Untuk Indonesia, dr Adria mengatakan mungkin memang virus itu belum masuk atau terbawa oleh orang yang sudah terinfeksi. Bahkan untuk kasus seperti MERS-CoV saja sampai sekarang belum ada orang Indonesia yang positif.

"Dari 2009 juga tidak ada MERS-CoV di Indonesia," imbuhnya.

3. Suhu di Indonesia
Ini yang banyak di singgung oleh banyak orang. Banyak yang menduga COVID-19 belum masuk ke Indonesia karena suhu atau cuaca yang tropis bahkan panas.

Namun, sampai saat ini dr Adria masih belum bisa memastikannya. Hal ini masih perlu ditinjau dan diteliti lebih dalam lagi hingga menemukan data-data yang sesuai.

Dalam Masa Inkubasi, Apa Pasien Terduga COVID-19 Alami Gejala?

Untuk menentukan seseorang terinfeksi virus corona atau tidak, biasanya awal akan dilihat dari gejala yang muncul. Gejala yang biasanya terlihat seperti demam, sakit kepala, flu, batuk, sampai mengalami infeksi saluran pernapasan akut atau pneumonia.
Selama mengalami gejala, pasien terduga COVID-19 akan ada di masa inkubasi dan dirawat di rumah sakit yang memiliki ruang isolasi. Selama masa tersebut, akan dilihat berbagai gejala yang timbul.

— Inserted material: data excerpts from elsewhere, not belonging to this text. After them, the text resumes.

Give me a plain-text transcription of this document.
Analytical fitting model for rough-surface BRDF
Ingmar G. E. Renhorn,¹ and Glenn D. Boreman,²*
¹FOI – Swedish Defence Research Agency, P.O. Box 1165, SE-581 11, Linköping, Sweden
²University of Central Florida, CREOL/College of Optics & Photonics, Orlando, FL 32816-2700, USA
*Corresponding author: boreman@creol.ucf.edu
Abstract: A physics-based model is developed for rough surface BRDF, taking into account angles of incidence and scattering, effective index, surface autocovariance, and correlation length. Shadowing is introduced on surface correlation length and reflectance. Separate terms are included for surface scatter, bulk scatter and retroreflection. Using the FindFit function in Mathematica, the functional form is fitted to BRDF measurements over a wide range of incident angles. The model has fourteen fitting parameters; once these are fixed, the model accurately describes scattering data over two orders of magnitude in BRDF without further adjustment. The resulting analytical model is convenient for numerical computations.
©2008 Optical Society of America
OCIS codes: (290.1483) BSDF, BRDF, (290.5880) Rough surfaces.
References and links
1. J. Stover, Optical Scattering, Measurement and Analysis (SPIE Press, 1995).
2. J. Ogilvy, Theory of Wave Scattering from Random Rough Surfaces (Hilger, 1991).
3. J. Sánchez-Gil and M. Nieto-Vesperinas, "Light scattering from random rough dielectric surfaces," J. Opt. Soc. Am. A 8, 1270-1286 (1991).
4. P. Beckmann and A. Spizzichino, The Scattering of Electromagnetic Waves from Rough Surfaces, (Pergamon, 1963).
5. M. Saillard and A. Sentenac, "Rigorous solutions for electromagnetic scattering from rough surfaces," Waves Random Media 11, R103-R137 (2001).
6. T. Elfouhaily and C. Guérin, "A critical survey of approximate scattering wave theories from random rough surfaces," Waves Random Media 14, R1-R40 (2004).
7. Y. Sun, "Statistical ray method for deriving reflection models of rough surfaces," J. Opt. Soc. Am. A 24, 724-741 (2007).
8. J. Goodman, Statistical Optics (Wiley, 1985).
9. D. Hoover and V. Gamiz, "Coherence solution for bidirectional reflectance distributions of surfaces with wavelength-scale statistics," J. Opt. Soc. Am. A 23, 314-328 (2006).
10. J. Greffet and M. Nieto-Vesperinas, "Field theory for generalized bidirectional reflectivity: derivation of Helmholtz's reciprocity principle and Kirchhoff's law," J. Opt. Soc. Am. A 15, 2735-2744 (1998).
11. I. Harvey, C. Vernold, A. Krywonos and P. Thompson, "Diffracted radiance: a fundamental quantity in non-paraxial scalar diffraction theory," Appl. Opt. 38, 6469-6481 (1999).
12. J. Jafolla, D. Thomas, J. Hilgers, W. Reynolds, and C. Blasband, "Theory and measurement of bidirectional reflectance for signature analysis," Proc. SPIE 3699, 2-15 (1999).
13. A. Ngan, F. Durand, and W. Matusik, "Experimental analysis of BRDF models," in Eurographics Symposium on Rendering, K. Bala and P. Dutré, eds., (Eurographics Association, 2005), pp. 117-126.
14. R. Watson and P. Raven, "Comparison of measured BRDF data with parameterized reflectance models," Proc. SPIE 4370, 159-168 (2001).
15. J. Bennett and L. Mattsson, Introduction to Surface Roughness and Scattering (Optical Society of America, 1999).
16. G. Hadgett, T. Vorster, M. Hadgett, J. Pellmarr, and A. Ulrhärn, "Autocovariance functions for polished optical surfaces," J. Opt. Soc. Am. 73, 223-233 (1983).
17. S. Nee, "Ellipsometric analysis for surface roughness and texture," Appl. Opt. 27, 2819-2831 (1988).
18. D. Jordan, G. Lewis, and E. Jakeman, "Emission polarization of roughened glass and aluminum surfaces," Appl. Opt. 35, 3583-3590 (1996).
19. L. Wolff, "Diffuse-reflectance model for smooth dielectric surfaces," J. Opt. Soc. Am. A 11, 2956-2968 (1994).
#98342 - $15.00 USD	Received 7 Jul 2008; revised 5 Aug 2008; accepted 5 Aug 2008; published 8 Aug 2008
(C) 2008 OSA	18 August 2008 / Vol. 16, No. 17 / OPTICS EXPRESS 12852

"Masa inkubasi itu kan masa masuknya kuman sampai timbulnya penyakit atau gejala, jadi selama itu kita pantau," kata dokter spesialis paru dari Rumah Sakit Penyakit Infeksi (RSPI) Sulianti Saroso, dr Adria Rusli, SpP(K) saat ditemui di ruang Western Bank Mega, Jumat (14/2).

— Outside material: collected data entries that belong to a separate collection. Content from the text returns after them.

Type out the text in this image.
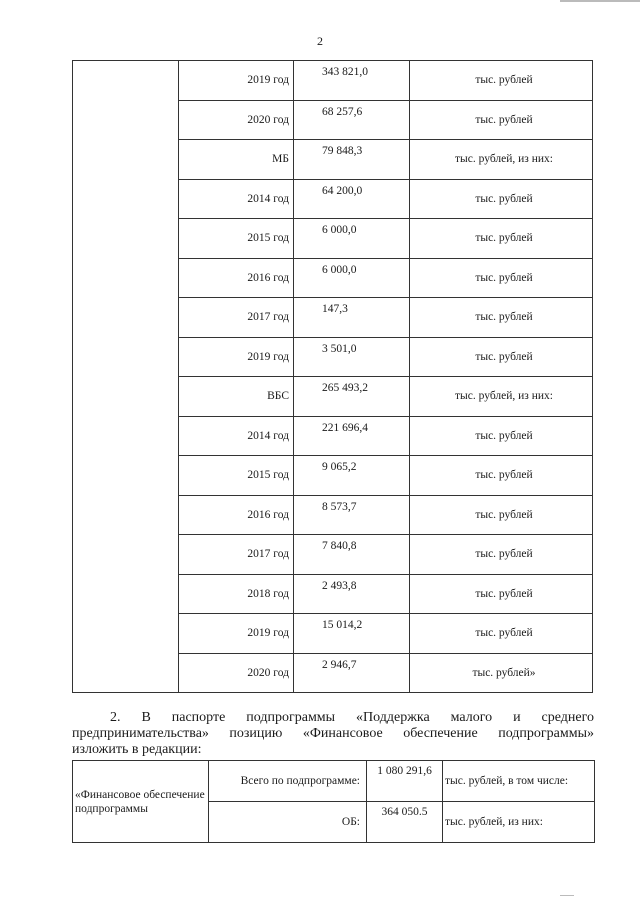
2
	2019 год	343 821,0	тыс. рублей
	2020 год	68 257,6	тыс. рублей
	МБ	79 848,3	тыс. рублей, из них:
	2014 год	64 200,0	тыс. рублей
	2015 год	6 000,0	тыс. рублей
	2016 год	6 000,0	тыс. рублей
	2017 год	147,3	тыс. рублей
	2019 год	3 501,0	тыс. рублей
	ВБС	265 493,2	тыс. рублей, из них:
	2014 год	221 696,4	тыс. рублей
	2015 год	9 065,2	тыс. рублей
	2016 год	8 573,7	тыс. рублей
	2017 год	7 840,8	тыс. рублей
	2018 год	2 493,8	тыс. рублей
	2019 год	15 014,2	тыс. рублей
	2020 год	2 946,7	тыс. рублей»
2. В паспорте подпрограммы «Поддержка малого и среднего
предпринимательства» позицию «Финансовое обеспечение подпрограммы»
изложить в редакции:
«Финансовое обеспечение подпрограммы	Всего по подпрограмме:	1 080 291,6	тыс. рублей, в том числе:
	ОБ:	364 050.5	тыс. рублей, из них:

Selama masa inkubasi, pasien akan dilihat gejala yang muncul. Setelah itu, akan diberikan obat simptomatik atau obat untuk meredakan gejala umum dari suatu penyakit, misal demam, sakit kepala, dan sebagainya.

Obat ini berfungsi untuk menangani gejala bukan menyembuhkan penyebab atau penyakitnya.

"Untuk virus corona kita nggak ada, kan itu virus. Tapi, kita akan kasih obat simptomatik. Kalau panas kasih obat panas, batuk ya kasih obat batuk," jelasnya.

Terkait thermal scanner, di setiap rumah sakit mungkin tidak mempunyainya. Menurut dr Adrian, alat itu bisa digantikan dengan termometer biasa.

"Bisa dong, kan itu untuk mengukur suhu tubuh kita aja," imbuhnya.